- Opposition party says it has "credible evidence" of problems
- Ghana voted for a president and parliament on Friday and Saturday
- Regional observers called the vote "generally peaceful and transparent"
- Despite protests, Ghana's re-elected president calls for unity and celebration
Ghana's election commission announced Sunday night that the West African nation's president won re-election, though the main opposition party says it has "credible evidence" the results were manipulated.
In a statement streamed live on the Internet, Electoral Commission Chairman Kwadwo Afari-Gyan declared "John Dramani Mahama president-elect" after securing 50.7% of the vote. Nana Akufo-Addo, the candidate for the New Patriotic Party (NPP), garnered 47.7% of the vote, according to the commission.
"We must celebrate together as Ghanaians and refrain from anything that will derail the peace and unity we have enjoyed over the years," Mahama told supporters after the result was announced.
But reiterating claims made earlier that the vote had been "manipulated," the New Patriotic Party issued a statement it has "credible evidence (that) undermines the integrity of the electoral process and the results."
"Substantial discrepancies have been discovered from results from coalition centers when compared with the official tally," the party said on its website. "Considering the closeness of the polls, this error is very significant and goes to the heart of the credibility of the results."

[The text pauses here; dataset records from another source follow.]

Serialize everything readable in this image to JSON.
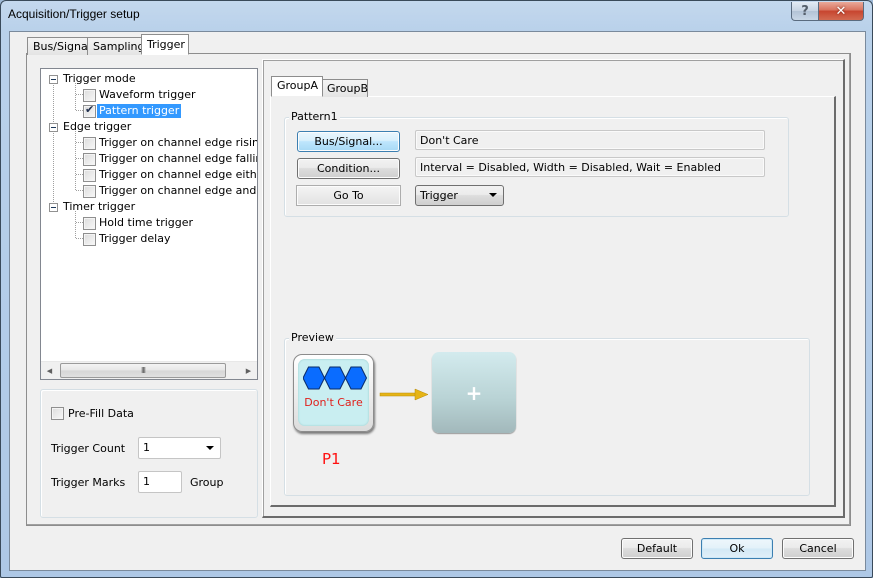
{
  "window": {
    "title": "Acquisition/Trigger setup",
    "help_label": "?",
    "close_label": "✕"
  },
  "outer_tabs": [
    {
      "label": "Bus/Signal",
      "selected": false
    },
    {
      "label": "Sampling",
      "selected": false
    },
    {
      "label": "Trigger",
      "selected": true
    }
  ],
  "tree": {
    "groups": [
      {
        "label": "Trigger mode",
        "items": [
          {
            "label": "Waveform trigger",
            "checked": false,
            "selected": false
          },
          {
            "label": "Pattern trigger",
            "checked": true,
            "selected": true
          }
        ]
      },
      {
        "label": "Edge trigger",
        "items": [
          {
            "label": "Trigger on channel edge rising",
            "checked": false,
            "selected": false
          },
          {
            "label": "Trigger on channel edge falling",
            "checked": false,
            "selected": false
          },
          {
            "label": "Trigger on channel edge either",
            "checked": false,
            "selected": false
          },
          {
            "label": "Trigger on channel edge and patt",
            "checked": false,
            "selected": false
          }
        ]
      },
      {
        "label": "Timer trigger",
        "items": [
          {
            "label": "Hold time trigger",
            "checked": false,
            "selected": false
          },
          {
            "label": "Trigger delay",
            "checked": false,
            "selected": false
          }
        ]
      }
    ],
    "scroll_thumb_glyph": "III"
  },
  "options": {
    "prefill_label": "Pre-Fill Data",
    "prefill_checked": false,
    "trigger_count_label": "Trigger Count",
    "trigger_count_value": "1",
    "trigger_marks_label": "Trigger Marks",
    "trigger_marks_value": "1",
    "trigger_marks_unit": "Group"
  },
  "inner_tabs": [
    {
      "label": "GroupA",
      "selected": true
    },
    {
      "label": "GroupB",
      "selected": false
    }
  ],
  "pattern": {
    "title": "Pattern1",
    "bus_signal_button": "Bus/Signal...",
    "bus_signal_value": "Don't Care",
    "condition_button": "Condition...",
    "condition_value": "Interval = Disabled, Width = Disabled, Wait = Enabled",
    "goto_button": "Go To",
    "goto_value": "Trigger"
  },
  "preview": {
    "title": "Preview",
    "node_text": "Don't Care",
    "node_label": "P1",
    "add_label": "+",
    "colors": {
      "hexagon": "#0a6cff",
      "node_text": "#e0201c",
      "arrow": "#e6b416"
    }
  },
  "footer": {
    "default_label": "Default",
    "ok_label": "Ok",
    "cancel_label": "Cancel"
  }
}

Ghanaians voted Friday and Saturday for a president and 275 parliamentary seats. According to the government's website, nearly 11 million citizens -- or about 80% of registered voters -- participated. Mahama is a member of the National Democratic Congress (NDC).
Preliminary results reported by Ghanaian news outlets indicated Mahama was narrowly leading Akufo-Addo, the son of a former president.
That contradicted what NPP General Secretary Kwadwo Owusu Afriyie had said Saturday night, when he claimed Akufo-Addo had won the presidency with 51% of the vote.
The discrepancy prompted hundreds of NPP supporters to hit the streets Sunday to protest what their leaders describe as election fraud. Dressed in party T-shirts, they marched to the nation's Electoral Commission office chanting, "We want peace," according to the state-run Ghana News Agency.
"The results have been manipulated on so many levels," party spokesman Yaw Buaben Asamoa said.
Jake Obetsebi-Lamptey, the NPP's chairman, had called -- without success -- for Sunday's official announcement of results from the election commission to put off until "all the allegations have been investigated."
He said tens of thousands of votes were added to Mahama's tally "following collusion" between National Democratic Congress and election officials, Ghana News Agency reported.
The NPP has asked Ghana's electoral commission to recount the vote and conduct an audit of voting machines "to help establish the credibility and accuracy of this year's presidential election.
"This in my view would assist considerably to allay public anxiety, which is growing hour by hour and due to the announcements being made in the Ghanaian media," Obetsebi-Lamptey wrote in a letter released by the party. "It would also obviate any legal and protracted judicial proceedings on the issues and permit the resolutions of our concerns promptly, to enable due declaration to be made."
NDC General Secretary Johnson Asiedu Nketia told reporters his party was not yet responding to the NPP claims, expressing faith well before Sunday night's announcement by Ghana's election commission that Mahama was "moving towards victory."
Unlike its neighbors, Ghana has held successful elections and power transfers since 1992 without descending into bloody chaos. The electoral commission initially said it expected to declare the winner within 72 hours after polls closed Friday. Passions are running high, and the president urged candidates to ensure that their supporters avoid incitement.
"Ghana has organized five previous successful elections, and there should not be any reason why this year's election should not be successful," Mahama said in a statement.
Voting was extended into Saturday in areas where election materials arrived late or glitches with a new biometric identification system caused delays. Observers from the Economic Community of West African States noted some discrepancies and problems with voting procedures but described the vote as "generally peaceful and transparent."
Ghana is one of Africa's fastest-growing economies. It is the world's second-largest cocoa producer, after Ivory Coast, and the continent's second biggest gold miner, after South Africa, according to the United Nations.
But critics say that despite the rich resources that bring billions of dollars annually, the wealth is not trickling down to the rural poor who live on the land where the gold is mined.
Ghana was among the first African countries to gain independence from the British, breaking loose in 1957. It endured a series of coups before Lt. Jerry Rawlings took power in 1981. A decade later, it transitioned to a stable democracy with multiparty elections.